Bläserquintett „Opus Number Zoo, Children’s Play for Wind Quintet“ für Flöte, Oboe, Klarinette, Horn und Fagott (1951, rev. 1970), Text: Rhoda Levine
Deutsche Version:
Friedl Hofbauer
Werkverzeichnisnummer: 249
1. Barn Dance (Tanz in der Scheune)
2. The Fawn (Das Reh). Calmo
3. The Grey Mouse (Die Maus). Presto
4. Tom Cats (Die Kater)
Ausgang nehmend bei Arnold Schönbergs „Pierrot lunaire“ widmeten sich seit Beginn des 20. Jahrhunders viele Komponisten wie Boulez, Schulhoff, Kagel, Ligeti, Nono u.a. der Sprachkomposition, bei der der Text nicht gesungen wird, sondern die Sprache als Klangmaterial verwendet wird. Luciano Berio knüpft in vielen seiner Werke, so auch in seinem OPUS NUMBER ZOO, an diese Tradition an. In dem 1951 entstandenen, 1970 reviedierten Werk für Bläserquintett und Sprecher wird in jedem Satz eine kleine Geschichte erzählt.
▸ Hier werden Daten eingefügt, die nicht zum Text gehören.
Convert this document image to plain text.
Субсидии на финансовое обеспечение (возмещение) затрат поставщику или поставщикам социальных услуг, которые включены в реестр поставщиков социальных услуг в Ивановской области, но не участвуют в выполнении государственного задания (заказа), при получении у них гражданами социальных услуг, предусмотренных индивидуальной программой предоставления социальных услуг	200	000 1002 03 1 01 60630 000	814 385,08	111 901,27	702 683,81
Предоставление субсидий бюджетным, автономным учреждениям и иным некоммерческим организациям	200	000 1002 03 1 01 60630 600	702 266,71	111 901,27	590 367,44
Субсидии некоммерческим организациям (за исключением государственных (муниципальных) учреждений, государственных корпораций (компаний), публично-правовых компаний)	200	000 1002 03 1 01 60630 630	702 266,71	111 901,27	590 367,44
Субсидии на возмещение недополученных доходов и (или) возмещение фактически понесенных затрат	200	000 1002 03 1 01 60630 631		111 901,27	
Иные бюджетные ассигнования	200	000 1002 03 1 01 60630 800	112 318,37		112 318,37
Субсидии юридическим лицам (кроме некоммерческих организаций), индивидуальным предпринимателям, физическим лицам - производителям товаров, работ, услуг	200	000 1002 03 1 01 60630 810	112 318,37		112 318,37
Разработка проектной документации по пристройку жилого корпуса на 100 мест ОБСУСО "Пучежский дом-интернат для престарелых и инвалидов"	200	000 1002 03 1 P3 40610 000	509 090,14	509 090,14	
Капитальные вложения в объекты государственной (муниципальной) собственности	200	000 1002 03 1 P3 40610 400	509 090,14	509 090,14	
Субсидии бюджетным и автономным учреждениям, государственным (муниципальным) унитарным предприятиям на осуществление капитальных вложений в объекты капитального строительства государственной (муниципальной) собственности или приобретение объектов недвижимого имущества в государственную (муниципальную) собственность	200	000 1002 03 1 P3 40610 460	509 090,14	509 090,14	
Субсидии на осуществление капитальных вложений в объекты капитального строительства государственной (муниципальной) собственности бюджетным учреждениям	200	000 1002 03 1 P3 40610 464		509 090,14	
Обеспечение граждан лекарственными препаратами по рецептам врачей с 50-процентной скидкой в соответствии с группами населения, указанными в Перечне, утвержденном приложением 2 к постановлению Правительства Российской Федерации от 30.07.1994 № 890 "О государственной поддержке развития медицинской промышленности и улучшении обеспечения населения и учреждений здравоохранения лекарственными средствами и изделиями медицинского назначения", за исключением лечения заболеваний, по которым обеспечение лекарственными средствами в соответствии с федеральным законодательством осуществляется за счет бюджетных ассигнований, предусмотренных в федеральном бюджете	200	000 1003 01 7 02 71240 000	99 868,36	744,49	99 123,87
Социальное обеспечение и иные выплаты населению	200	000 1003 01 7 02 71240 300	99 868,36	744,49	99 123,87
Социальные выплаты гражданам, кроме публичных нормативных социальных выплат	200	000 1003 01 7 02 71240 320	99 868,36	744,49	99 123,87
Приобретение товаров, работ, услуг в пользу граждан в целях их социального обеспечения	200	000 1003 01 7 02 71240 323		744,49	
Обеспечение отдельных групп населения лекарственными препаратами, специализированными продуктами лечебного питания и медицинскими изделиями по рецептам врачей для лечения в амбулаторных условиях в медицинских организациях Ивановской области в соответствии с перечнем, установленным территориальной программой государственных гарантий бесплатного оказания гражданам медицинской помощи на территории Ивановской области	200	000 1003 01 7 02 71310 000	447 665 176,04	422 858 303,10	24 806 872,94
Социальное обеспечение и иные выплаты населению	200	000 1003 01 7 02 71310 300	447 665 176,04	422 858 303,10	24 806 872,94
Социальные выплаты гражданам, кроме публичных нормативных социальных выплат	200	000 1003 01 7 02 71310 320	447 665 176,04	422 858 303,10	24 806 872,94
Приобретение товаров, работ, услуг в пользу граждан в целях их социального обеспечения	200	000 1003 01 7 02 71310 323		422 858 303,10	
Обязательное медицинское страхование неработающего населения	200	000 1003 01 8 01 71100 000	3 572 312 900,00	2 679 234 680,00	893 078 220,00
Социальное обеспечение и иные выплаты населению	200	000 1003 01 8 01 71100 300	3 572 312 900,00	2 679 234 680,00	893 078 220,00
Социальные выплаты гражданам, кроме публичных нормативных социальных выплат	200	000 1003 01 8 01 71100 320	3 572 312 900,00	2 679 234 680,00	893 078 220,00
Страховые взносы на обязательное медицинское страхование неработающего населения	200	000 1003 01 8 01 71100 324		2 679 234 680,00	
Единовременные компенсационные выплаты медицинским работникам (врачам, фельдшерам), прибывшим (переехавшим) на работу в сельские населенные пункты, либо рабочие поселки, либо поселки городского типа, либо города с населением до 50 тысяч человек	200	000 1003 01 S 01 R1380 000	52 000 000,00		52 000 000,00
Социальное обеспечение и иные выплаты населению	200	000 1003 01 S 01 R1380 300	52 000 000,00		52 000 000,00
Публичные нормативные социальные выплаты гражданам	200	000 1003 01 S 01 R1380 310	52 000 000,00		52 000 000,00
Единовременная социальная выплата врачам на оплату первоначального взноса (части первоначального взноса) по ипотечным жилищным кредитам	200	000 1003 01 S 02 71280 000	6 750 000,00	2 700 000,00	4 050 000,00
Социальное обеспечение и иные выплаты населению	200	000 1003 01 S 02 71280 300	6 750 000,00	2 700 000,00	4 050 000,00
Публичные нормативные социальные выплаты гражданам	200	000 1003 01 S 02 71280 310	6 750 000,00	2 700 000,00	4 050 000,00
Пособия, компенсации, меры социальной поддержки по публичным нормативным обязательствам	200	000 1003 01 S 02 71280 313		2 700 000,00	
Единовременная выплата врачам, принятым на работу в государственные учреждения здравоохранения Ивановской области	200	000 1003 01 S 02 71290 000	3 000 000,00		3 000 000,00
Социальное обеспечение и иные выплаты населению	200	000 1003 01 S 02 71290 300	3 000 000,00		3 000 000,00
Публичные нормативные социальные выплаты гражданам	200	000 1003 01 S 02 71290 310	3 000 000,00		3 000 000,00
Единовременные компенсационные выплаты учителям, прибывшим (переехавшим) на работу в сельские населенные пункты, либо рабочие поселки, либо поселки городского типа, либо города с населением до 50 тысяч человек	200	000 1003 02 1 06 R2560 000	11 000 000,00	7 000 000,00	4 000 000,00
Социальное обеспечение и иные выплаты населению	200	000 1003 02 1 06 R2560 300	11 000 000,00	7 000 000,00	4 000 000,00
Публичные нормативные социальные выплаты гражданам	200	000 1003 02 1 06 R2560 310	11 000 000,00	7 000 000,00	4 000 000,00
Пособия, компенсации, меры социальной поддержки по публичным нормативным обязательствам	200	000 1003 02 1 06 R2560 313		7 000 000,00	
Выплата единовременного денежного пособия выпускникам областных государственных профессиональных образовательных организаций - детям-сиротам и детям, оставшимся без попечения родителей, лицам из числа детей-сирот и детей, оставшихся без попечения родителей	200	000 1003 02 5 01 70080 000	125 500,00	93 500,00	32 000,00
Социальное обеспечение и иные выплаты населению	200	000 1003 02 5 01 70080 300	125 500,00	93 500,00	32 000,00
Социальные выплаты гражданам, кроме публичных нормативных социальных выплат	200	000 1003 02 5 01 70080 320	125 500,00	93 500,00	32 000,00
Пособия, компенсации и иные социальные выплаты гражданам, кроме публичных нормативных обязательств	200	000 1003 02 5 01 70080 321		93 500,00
Der Text wird dabei auf verschiedene Sprecher (die Instrumentalisten) verteilt, bleibt aber immer verständlich und zusammenhängend. Die märchenhaften Fabeln von Rhoda Levine (deutsche Version: Friedl Hofbauer) versammeln den ganzen Zoo einheimischer Wald-, Wiesen-, Haus- und Stalltiere, einschließlich dem Menschen: Das Hühnchen ist stolz, mit dem Fuchs tanzen zu dürfen, und merkt nicht, wie ein Licht, nämlich sein eigenes, erlischt; das Reh sinniert darüber, was wohl der Grund dafür sein mag, daß das Zweibein (der Mensch) die Welt zertra pelt; die alte Maus, die keine Lust mehr hat zu tanzen, gibt den jungen Mäusen den Rat, sich vor der Zeit zu hüten; und zwei streunende Großstadtkater liefern sich eine heftige Straßenschlacht, bevor sie zerzaust nach Hause „hupfen“.
2001:
Werke haben im allgemeinen Opusnummern – nicht so Luciano Berios zweites Bläserquintett Opus Number Zoo. Sein Titel spielt auf das Klischee vom Opus Nr. xy an, zugleich auf die zoologische Komponente, die Musik im Allgemeinen, Kinder- und Märchenmusik im Besonderen auszeichnet – von den ersten Vogelstücken der Renaissance bis hin zu Ravels Märchenzyklus Mutter Gans.
Auch in Opus Number Zoo geht es um Tiergeschichten. Man darf dabei ruhig an das ländliche Italien der Kriegsjahre denken, in dem Luciano Berio aufwuchs (im ligurischen Imperia). 1951, als er sein Kompositions- und Dirigierstudium bei Ghedini und Giulini in Mailand beendet hatte, setzte er den Haustieren Italiens mit Opus Number Zoo ein liebevolles Denkmal. Wie alle seine Kollegen aus der Avantgarde-Generation (Stockhausen, Boulez u.a.) suchte auch Berio damals nach neuen Formen des Musizierens. Eine davon, die sog. „Sprachkomposition“, hat für sein Children’s Play for Woodwind Quintet Pate gestanden. Im Gefolge von Schönbergs Pierrot lunaire strebte man nach neuen Verbindungen zwischen gesprochenem Wort und Musik. Heute, nach einem halben Jahrhundert Avantgarde, kann uns keiner dieser Versuche schockieren, damals jedoch löckten sie wider den Stachel des gediegenen Kammermusizierens und zwangen die Instrumentalisten, sich in neue Rollen zu finden.
In Berios Opus Number Zoo müssen sie spielen, d.h. nicht nur „musizieren“, sondern auch an einem kindlichen Spiel teilnehmen: Jeder darf eine Geschichte erzählen, während die anderen weiterspielen. Der Text von Rhoda Levine (deutsch: Friedl Hofbauer) berichtet von kuriosen, aber auch doppelbödigen Tierschicksalen. Im ersten Satz lässt sich ein Hühnchen auf einen Tanz mit dem Fuchs ein und merkt zu spät, dass dabei ein Licht erlischt – sein eigenes Lebenslicht. Das Reh denkt im zweiten Satz über den Sinn des Lebens nach, insonderheit über die Frage, warum das Zweibein, genannt Mensch, eigentlich immerzu die Welt zertrampele. Die alte Maus im dritten Stück ist tanzmüde geworden. Sie hält den jungen Mäusen eine Predigt über die Last des Alters. Zwei streunende Großstadtkater liefern sich im Finale ein beein-druckendes Gefecht. Beide können nur mit Blessuren den Heimweg antreten.